L’ONU a officiellement adopté le projet lors de la Conférence sur le sida qui s’est tenue à New York la semaine dernière (« le Quotidien » des 1er et 7 juin). Une campagne mondiale a été lancée afin de sensibiliser le grand public avec l’appui de la Fédération internationale de football. En France, elle a reçu le soutien de TF1, de la fondation NRJ, qui met ses radios et sa chaîne de télé à la disposition d’Unitaid (NRJ, Chérie FM, Nostalgie, Rire et Chansons) et du groupe Hachette Filipacchi pour la presse écrite. Des personnalités du monde du sport et de la culture ont participé à un spot TV qui sera diffusé à partir d’aujourd’hui.

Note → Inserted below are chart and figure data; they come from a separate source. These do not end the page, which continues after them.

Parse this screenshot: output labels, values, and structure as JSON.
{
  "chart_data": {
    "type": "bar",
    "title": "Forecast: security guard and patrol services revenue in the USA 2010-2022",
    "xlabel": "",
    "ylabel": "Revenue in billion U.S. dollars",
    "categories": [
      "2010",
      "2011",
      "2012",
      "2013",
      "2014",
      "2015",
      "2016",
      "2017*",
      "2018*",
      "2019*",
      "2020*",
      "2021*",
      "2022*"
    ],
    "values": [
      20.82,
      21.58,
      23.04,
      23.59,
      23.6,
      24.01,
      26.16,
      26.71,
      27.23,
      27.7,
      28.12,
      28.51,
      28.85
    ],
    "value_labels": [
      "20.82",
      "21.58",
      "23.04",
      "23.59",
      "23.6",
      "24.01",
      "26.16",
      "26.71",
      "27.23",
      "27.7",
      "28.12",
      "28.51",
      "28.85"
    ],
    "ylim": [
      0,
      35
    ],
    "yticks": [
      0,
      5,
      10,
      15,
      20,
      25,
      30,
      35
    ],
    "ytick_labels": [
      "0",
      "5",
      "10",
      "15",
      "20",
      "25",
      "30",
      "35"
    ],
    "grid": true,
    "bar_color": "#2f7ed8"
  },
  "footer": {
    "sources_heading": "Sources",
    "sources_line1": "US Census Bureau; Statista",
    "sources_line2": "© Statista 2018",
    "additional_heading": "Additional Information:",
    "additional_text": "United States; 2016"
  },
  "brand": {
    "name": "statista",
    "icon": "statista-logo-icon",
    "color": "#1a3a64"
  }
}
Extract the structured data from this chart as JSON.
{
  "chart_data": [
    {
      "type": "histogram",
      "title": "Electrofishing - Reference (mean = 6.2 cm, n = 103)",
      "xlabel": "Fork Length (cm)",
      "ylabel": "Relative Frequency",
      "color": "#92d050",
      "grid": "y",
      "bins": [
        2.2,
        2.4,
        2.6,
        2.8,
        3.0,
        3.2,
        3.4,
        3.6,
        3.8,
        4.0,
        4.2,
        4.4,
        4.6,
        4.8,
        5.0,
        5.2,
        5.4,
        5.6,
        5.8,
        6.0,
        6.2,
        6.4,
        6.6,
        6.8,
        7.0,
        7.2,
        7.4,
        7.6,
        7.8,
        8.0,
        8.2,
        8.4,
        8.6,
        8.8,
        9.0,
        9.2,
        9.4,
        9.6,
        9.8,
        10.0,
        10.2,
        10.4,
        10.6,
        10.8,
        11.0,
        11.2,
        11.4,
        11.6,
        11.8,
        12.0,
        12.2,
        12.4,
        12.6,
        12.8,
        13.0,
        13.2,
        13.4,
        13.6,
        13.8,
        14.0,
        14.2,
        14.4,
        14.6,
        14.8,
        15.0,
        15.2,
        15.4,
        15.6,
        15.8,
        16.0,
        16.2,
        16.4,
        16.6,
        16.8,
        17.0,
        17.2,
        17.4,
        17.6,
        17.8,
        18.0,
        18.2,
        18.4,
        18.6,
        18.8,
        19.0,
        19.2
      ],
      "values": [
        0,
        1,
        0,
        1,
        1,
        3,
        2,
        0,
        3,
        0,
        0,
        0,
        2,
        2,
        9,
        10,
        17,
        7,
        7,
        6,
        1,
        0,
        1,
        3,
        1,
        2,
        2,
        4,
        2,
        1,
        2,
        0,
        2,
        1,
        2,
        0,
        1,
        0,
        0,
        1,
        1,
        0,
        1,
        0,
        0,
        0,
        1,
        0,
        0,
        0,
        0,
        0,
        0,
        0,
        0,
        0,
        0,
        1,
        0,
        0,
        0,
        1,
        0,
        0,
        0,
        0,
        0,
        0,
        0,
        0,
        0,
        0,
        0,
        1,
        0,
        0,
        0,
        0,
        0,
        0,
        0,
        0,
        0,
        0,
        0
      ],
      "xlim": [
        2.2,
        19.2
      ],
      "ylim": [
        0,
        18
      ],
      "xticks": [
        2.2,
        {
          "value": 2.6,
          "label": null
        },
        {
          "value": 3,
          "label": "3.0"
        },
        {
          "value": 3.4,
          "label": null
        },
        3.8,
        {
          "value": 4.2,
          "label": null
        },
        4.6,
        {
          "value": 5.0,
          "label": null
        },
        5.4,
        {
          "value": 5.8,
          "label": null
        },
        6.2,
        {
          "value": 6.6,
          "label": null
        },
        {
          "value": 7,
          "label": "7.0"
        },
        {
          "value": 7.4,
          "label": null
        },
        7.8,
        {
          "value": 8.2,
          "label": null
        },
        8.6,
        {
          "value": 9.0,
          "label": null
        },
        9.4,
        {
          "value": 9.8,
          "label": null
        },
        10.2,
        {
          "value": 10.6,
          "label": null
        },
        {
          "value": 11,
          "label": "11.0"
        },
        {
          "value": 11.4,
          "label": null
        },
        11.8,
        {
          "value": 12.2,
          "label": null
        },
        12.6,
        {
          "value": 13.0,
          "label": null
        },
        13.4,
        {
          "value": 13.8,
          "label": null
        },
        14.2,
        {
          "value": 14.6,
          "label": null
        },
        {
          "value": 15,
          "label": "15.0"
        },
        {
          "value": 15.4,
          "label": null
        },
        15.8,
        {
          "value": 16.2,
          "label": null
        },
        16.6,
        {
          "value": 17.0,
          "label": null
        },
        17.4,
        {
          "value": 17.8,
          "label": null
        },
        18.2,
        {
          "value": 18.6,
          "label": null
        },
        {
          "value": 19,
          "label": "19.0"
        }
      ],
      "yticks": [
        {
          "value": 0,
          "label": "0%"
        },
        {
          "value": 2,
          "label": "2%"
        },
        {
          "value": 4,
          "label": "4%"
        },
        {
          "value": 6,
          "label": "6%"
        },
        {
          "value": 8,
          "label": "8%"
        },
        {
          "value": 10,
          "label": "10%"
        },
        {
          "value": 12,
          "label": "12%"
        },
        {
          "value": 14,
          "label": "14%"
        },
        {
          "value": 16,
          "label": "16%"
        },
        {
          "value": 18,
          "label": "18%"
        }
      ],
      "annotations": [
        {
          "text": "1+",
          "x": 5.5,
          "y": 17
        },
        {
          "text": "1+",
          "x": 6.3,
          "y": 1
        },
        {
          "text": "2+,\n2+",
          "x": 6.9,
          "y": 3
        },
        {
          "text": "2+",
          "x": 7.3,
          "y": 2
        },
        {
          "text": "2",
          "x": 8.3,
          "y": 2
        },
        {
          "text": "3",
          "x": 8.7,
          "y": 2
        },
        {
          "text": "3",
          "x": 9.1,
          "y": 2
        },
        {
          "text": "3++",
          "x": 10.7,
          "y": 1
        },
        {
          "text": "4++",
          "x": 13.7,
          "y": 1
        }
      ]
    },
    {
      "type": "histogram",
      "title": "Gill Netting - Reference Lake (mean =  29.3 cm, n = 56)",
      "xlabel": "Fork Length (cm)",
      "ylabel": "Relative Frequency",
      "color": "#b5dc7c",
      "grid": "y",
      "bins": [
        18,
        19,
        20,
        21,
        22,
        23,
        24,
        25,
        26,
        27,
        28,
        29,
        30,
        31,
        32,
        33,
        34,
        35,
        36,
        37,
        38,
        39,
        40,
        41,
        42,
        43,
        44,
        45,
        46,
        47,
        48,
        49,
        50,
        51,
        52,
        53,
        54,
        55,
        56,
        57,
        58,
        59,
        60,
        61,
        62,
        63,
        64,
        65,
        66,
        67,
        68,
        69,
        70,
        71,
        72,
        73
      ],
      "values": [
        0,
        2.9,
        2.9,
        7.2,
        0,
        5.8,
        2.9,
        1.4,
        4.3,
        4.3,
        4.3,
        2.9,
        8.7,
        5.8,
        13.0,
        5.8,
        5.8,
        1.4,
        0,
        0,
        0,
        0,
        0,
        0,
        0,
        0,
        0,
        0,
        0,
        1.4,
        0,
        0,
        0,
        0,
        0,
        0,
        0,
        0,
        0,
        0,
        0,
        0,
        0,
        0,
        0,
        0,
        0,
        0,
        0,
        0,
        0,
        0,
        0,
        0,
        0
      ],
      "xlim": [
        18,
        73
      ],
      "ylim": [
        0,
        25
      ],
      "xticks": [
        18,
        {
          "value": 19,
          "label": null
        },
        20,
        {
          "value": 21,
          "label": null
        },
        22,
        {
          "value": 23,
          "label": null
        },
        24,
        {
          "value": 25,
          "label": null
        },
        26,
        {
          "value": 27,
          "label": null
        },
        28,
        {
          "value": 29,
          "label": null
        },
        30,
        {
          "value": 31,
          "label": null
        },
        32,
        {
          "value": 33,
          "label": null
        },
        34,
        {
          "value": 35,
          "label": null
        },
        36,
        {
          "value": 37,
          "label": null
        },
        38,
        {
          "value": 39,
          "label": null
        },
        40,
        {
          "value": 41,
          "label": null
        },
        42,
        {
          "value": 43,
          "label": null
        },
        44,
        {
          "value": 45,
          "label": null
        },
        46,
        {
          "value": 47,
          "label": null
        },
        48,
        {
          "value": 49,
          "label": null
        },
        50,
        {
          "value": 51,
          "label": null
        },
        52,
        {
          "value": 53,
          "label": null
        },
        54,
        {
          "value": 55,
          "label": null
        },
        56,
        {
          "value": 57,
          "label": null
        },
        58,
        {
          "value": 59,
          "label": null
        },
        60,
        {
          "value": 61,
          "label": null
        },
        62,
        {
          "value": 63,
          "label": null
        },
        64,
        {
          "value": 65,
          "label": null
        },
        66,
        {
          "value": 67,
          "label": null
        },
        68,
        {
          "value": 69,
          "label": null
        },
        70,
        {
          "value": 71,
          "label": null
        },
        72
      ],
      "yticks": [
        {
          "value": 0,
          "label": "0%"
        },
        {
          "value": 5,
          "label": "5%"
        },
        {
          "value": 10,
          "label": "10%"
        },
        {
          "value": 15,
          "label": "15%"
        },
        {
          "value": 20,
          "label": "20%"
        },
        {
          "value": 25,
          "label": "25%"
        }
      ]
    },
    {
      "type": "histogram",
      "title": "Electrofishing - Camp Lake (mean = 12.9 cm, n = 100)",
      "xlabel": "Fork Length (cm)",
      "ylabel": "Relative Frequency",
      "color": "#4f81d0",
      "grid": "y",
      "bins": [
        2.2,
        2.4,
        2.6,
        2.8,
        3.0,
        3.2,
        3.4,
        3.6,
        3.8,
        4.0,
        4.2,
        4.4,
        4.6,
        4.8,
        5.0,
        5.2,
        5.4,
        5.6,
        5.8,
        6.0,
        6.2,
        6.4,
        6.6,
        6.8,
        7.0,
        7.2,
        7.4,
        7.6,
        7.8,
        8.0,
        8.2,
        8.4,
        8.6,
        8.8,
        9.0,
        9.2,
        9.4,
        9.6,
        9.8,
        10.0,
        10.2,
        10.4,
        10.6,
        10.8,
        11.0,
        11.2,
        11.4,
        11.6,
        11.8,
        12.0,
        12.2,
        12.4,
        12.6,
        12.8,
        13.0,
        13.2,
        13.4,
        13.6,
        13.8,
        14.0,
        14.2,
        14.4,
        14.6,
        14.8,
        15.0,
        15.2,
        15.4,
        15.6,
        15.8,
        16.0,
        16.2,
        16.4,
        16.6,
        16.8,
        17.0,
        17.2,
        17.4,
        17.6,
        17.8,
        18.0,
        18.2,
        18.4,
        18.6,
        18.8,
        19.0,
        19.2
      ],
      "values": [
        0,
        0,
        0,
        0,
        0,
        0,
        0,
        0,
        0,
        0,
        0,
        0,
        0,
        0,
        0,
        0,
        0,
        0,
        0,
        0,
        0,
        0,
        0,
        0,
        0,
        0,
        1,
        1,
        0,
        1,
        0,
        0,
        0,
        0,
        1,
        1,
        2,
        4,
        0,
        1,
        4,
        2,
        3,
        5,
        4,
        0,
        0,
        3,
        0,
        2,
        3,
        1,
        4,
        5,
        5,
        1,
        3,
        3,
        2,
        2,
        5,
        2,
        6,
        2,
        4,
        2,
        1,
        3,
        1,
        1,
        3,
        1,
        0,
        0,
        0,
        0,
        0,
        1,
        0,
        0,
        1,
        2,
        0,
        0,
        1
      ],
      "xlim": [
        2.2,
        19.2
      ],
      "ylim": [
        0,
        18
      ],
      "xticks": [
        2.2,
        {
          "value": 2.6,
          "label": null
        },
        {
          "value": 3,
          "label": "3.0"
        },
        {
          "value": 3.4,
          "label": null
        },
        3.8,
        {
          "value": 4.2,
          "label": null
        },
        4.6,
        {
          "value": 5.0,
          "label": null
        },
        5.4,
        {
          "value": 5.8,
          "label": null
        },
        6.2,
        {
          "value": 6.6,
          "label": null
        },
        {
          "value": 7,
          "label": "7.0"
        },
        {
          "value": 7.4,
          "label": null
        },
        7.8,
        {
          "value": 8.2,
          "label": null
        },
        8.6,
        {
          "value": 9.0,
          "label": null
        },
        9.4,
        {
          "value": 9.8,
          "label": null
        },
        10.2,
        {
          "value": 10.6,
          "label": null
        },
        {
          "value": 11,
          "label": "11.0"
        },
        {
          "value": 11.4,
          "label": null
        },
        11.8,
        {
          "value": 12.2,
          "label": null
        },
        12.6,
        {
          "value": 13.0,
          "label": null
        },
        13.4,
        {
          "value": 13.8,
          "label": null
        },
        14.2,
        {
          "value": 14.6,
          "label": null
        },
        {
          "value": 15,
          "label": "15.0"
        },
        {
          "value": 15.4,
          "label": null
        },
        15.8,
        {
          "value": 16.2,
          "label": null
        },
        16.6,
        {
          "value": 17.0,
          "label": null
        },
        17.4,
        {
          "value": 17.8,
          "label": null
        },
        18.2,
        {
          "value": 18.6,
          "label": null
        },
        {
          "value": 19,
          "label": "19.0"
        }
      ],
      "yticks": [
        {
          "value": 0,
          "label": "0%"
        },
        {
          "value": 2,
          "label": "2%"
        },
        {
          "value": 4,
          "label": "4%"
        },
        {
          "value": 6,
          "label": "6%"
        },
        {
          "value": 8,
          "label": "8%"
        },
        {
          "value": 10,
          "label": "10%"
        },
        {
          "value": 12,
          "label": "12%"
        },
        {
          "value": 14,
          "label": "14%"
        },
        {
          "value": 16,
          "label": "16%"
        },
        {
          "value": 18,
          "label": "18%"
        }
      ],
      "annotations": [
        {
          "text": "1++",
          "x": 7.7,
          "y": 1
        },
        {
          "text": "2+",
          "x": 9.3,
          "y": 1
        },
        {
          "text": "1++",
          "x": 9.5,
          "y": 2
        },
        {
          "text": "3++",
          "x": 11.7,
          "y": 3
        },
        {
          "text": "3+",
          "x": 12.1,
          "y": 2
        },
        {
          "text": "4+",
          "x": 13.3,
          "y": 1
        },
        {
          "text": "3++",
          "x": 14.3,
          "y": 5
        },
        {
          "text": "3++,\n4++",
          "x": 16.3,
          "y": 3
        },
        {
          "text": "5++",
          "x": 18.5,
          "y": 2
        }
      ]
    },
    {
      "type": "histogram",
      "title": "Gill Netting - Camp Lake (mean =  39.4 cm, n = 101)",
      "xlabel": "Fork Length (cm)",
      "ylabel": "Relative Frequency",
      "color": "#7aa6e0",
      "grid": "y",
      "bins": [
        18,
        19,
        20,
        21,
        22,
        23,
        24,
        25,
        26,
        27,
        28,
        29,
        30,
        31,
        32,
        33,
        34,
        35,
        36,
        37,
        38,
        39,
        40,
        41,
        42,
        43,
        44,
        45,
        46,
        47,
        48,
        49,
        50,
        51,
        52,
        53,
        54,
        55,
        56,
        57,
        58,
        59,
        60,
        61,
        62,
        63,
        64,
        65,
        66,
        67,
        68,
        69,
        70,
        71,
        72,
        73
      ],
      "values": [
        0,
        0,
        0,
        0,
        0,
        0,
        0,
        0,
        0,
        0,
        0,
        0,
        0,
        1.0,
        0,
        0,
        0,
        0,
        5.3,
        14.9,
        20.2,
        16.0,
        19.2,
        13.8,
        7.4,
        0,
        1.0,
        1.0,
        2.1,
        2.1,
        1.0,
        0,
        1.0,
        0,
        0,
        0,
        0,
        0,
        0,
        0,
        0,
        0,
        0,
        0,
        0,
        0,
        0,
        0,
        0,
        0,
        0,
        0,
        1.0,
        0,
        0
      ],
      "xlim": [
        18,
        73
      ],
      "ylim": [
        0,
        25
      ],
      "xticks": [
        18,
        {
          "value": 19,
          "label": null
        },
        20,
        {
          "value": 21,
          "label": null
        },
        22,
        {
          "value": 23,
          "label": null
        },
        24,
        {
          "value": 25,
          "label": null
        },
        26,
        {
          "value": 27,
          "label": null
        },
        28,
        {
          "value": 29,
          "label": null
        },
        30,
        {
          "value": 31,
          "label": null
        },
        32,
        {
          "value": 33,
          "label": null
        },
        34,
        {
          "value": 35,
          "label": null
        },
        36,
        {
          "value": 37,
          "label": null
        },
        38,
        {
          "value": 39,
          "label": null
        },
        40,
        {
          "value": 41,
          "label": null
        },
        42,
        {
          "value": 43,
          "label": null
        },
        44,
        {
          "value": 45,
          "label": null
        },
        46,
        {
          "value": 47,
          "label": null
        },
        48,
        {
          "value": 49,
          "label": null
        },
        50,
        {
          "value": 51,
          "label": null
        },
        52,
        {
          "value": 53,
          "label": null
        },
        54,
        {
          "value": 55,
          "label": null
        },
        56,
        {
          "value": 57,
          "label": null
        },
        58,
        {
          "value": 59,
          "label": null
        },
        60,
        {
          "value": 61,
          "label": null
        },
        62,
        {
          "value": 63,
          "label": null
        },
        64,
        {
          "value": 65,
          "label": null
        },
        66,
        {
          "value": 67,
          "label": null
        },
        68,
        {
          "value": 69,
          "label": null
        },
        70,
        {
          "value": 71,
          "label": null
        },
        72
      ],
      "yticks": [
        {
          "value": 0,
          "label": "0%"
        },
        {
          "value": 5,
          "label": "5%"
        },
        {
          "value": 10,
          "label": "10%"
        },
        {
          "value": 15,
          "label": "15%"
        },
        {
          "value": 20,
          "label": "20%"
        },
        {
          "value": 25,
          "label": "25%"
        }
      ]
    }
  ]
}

Les trois premiers opérateurs français de téléphonie mobile, Orange, SFR, Bouygues Telecom, se sont unis pour mettre en place un numéro unique qui permettra à chaque citoyen de se signaler. Il s’agit d’être tous unis pour aider une «démarche citoyenne mondiale» qui ne demande aucun engagement financier. A chaque SMS, le nom de celui qui l’a envoyé apparaît sur le site Internet de Unitaid (www.unitaid.eu). Grâce à l’Association des grandes villes de France, présidée par Jean-Marie Bockel, les noms seront projetés sur les grandes places ou monuments des villes participantes. Le 14 juillet, les villes afficheront le mot Unitaid à la fin du feu d’artifice.
Finale France/Brésil.
Mais la grande affaire sera, bien entendu, la Coupe du monde de football. Avant chaque match, un ballon aux couleurs d’Unitaid sera échangé entre les capitaines. L’équipe du Brésil jouera avec un ruban rouge (symbole d’Unitaid). C’est le ministre de la Jeunesse, des Sports et de la Vie associative, Jean-François Lamour, qui a lui-même remis le ruban au capitaine de l’équipe de France lors du dernier match amical de préparation à Saint-Etienne contre la Chine. Il ne reste plus qu’à attendre une finale France-Brésil pour que les couleurs d’Unitaid soient présentes jusqu’au bout. Samuel Eto’o, l’attaquant du FC Barcelone, ne participera pas à la Coupe du monde avec son équipe nationale, le Cameroun, mais était bien à Paris. Connu pour ses prises de position – en février dernier, il a menacé de quitter le terrain lors d’un match contre Saragosse au cours duquel les supporters proféraient des insultes racistes –, il considère le projet Unitaid comme un premier pas de l’Afrique vers le développement mais adresse aux siens un message : «C’est bien de recevoir de l’aide, mais savoir s’en servir, c’est encore mieux.»